3 Ways To Boost Your Creative Capacity

American culture supports & rewards the analytical left-brain thinking; yet it is in the right brain where the magic happens. We can logically think through problems with our left-brain, but how often do we become blocked or stuck on an issue? Or, how often do our solutions actually solve the problem as we intended without creating new problems?

“Problems cannot truly be solved with the same mindset that created them.” – Albert Einstein

We are at a point in time when the problems are many and the solutions posed host a myriad of challenges of their own to implement. So how do we break through these challenges? By honoring and fostering our right brain, our creative centers and engaging our minds and each other in new ways.

Science has proven that when we activate our right brain we experience breakthroughs - in our relationships, at work and in our internal processing. When I work with groups, I tend to boil it down and say, “The HAHA creates the AHA!” That’s why having fun with brainstorming is an effective tool. Creative skills and linear skills are complementary; yet fostering our creative side is difficult in the dominant left-brain culture of today.

In this article, I will share three tools to support you in tapping into your deep well of creativity. Regardless of how you creativity gets expressed, the root of your inner creative genius lies in listening to your impulses.

Easier said than done, right? We all live with a nasty inner voice that burdens us with “shouldas” and within a culture that prefers vanilla to rainbows. You can see it in how we speak - using only a fraction of our vocal range. In how we act - not being visibly angry, crying, overly joyful, any of the extremes, in public. So how do we get more in touch with our impulses and liberate ourselves from our self- and culturally restricting beliefs and behaviors?

            What Did You Enjoy As A Kid?

One way to get in touch with you impulsive self is to engage in child-like activities. When you were a kid did you build forts? Paint rocks? Dance? Act? Sing? Play in the dirt? Play with Legos? Model planes and cars? Lincoln logs? Whatever your childhood hobby was, are you still practicing that pursuit or a form of it? Most of us have “grown out of” “that phase,” and I would argue that this thought is limiting at best and unhealthy at worst.  Hark back to your favorite childhood hobby and give it another go. Go play tag with some friends; make some sand castles; sign up for a martial arts class. Whatever your youthful-self enjoyed doing, there are clues in that activity to help you unlock your creative gifts.

Heighten Your Sensory Awareness

Another way to awaken your creative genius, is to tap into the power of your senses, to heighten your sensory awareness. We are so inundated with sensory inputs, so out of self-preservation we tune out much of the sensory inputs that surround us, and thus miss out on so many inputs that spark creative thought. If we didn’t do this, we would be paralyzed and overwhelmed. And if we never tap into our senses, deeply, we lose access to our creative gifts.

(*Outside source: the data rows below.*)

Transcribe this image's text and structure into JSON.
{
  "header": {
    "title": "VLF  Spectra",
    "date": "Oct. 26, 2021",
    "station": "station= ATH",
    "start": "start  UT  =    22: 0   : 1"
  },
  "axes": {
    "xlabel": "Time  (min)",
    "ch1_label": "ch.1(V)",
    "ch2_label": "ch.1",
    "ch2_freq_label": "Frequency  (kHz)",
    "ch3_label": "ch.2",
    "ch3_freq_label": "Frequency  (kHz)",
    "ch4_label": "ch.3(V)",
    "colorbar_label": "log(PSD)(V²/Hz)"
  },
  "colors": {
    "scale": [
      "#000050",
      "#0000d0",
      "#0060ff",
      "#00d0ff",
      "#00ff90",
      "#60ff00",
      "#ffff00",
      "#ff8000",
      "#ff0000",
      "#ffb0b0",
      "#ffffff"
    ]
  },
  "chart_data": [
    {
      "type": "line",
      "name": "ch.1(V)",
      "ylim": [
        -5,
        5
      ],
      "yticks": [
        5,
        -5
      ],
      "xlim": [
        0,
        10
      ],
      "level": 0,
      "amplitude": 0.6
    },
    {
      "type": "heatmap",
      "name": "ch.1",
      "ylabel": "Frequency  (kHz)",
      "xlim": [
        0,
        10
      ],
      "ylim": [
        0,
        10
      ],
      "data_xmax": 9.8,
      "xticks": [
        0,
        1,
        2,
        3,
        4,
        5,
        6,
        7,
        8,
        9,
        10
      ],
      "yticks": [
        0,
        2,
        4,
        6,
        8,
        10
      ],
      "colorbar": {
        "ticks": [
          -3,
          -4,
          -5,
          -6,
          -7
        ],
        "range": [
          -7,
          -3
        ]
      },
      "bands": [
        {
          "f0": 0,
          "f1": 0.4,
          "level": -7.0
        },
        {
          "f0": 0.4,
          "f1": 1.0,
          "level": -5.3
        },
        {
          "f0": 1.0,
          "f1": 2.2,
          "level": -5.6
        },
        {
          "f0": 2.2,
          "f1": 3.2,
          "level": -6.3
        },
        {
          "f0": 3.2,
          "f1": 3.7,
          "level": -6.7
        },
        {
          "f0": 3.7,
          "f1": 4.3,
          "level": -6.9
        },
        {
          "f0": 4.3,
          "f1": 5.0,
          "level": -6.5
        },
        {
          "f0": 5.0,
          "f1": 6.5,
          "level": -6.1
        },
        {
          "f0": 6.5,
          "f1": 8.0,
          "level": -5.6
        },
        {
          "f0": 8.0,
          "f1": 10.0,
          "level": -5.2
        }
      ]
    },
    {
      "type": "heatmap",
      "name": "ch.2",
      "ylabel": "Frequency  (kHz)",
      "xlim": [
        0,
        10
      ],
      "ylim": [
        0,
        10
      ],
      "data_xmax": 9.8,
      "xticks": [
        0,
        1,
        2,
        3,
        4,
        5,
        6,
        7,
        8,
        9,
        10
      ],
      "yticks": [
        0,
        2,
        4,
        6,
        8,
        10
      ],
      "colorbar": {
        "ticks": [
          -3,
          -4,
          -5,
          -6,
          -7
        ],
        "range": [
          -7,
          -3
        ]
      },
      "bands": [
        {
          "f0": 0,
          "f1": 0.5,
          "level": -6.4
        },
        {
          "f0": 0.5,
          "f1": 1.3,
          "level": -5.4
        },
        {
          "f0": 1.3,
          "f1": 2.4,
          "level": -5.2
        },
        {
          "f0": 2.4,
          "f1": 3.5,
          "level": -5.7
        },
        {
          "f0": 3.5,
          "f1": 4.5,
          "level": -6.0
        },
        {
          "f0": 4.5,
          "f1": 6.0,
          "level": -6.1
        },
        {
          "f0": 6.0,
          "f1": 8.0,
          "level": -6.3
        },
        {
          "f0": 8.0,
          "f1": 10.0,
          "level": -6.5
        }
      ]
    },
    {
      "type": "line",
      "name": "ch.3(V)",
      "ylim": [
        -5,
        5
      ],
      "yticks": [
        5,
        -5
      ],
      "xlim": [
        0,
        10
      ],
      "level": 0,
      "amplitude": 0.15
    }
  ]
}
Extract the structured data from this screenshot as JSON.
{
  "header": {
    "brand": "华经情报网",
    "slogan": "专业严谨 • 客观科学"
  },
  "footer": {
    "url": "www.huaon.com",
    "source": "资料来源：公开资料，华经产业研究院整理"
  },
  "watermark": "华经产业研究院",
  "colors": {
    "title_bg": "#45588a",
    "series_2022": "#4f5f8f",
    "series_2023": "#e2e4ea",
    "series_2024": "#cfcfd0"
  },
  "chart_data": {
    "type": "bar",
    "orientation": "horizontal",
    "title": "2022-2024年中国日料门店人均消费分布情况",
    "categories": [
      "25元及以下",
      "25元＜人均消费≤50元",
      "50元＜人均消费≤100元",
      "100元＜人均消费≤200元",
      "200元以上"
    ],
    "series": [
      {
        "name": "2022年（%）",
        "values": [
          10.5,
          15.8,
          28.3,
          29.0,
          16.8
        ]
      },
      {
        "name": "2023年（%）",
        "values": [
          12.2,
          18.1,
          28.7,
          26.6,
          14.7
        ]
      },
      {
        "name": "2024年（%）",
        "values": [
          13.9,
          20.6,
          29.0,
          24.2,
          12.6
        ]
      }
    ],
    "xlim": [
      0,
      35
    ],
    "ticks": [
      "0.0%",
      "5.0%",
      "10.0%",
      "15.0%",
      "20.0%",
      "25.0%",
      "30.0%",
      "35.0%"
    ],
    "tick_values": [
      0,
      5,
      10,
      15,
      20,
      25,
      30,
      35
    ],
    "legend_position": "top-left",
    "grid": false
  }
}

Think about a smell that ignites an emotion. A taste that sends you back in time. A sight that triggers a déjà vu moment. These are all examples of how your senses illuminate your impulses, and your impulses are guides to unleashing your creativity.

There are many ways to heighten your sensory awareness and the one I encourage folks to use is a simple practice that can be done anywhere at anytime using any sense. The more you develop this practice for all your senses, the more in touch you become with the impulses that your senses spark. And by following these impulses you will organically begin experiencing and expressing more creativity. Click here to review a handout that walks you through this practice.

            Incubate

Modern life, with its many distractions has the tendency to grab the attention of our subconscious, and as result, the creative process stops and is replaced by more immediate concerns - text messages, checking our email, doing the next thing on our list, etc. By carving out time for your conscious self to relax you make space for your subconscious to work on the important questions you are grappling with. When you allow yourself time to incubate you are allowing your subconscious mind to go to work on that idea, make new connections and connect disparate thoughts.  

This process of incubating explains why so many of our great ideas come to us at the strangest of times – in the shower, at 2:37am, while on a run, essentially, while doing anything but focused thinking. Incubate by not checking your phone for the first 30 minutes of your morning; by meditating for five minutes every day; by going on a stroll; by engaging in any activity that relaxes you and helps you turn your busy mind off.


Our culture supports left-brain thinking, yet our right brain, our creative center, must be supported too if we are to increase our ability to solve and make progress on the issues we spend our time resolving,  and reimagining. Left-brain dominant thinking has been the driver of business for eons, and if we want to begin shifting the paradigm and expanding the potential of our professional pursuits, we are going to need to honor and develop the other half of our brains.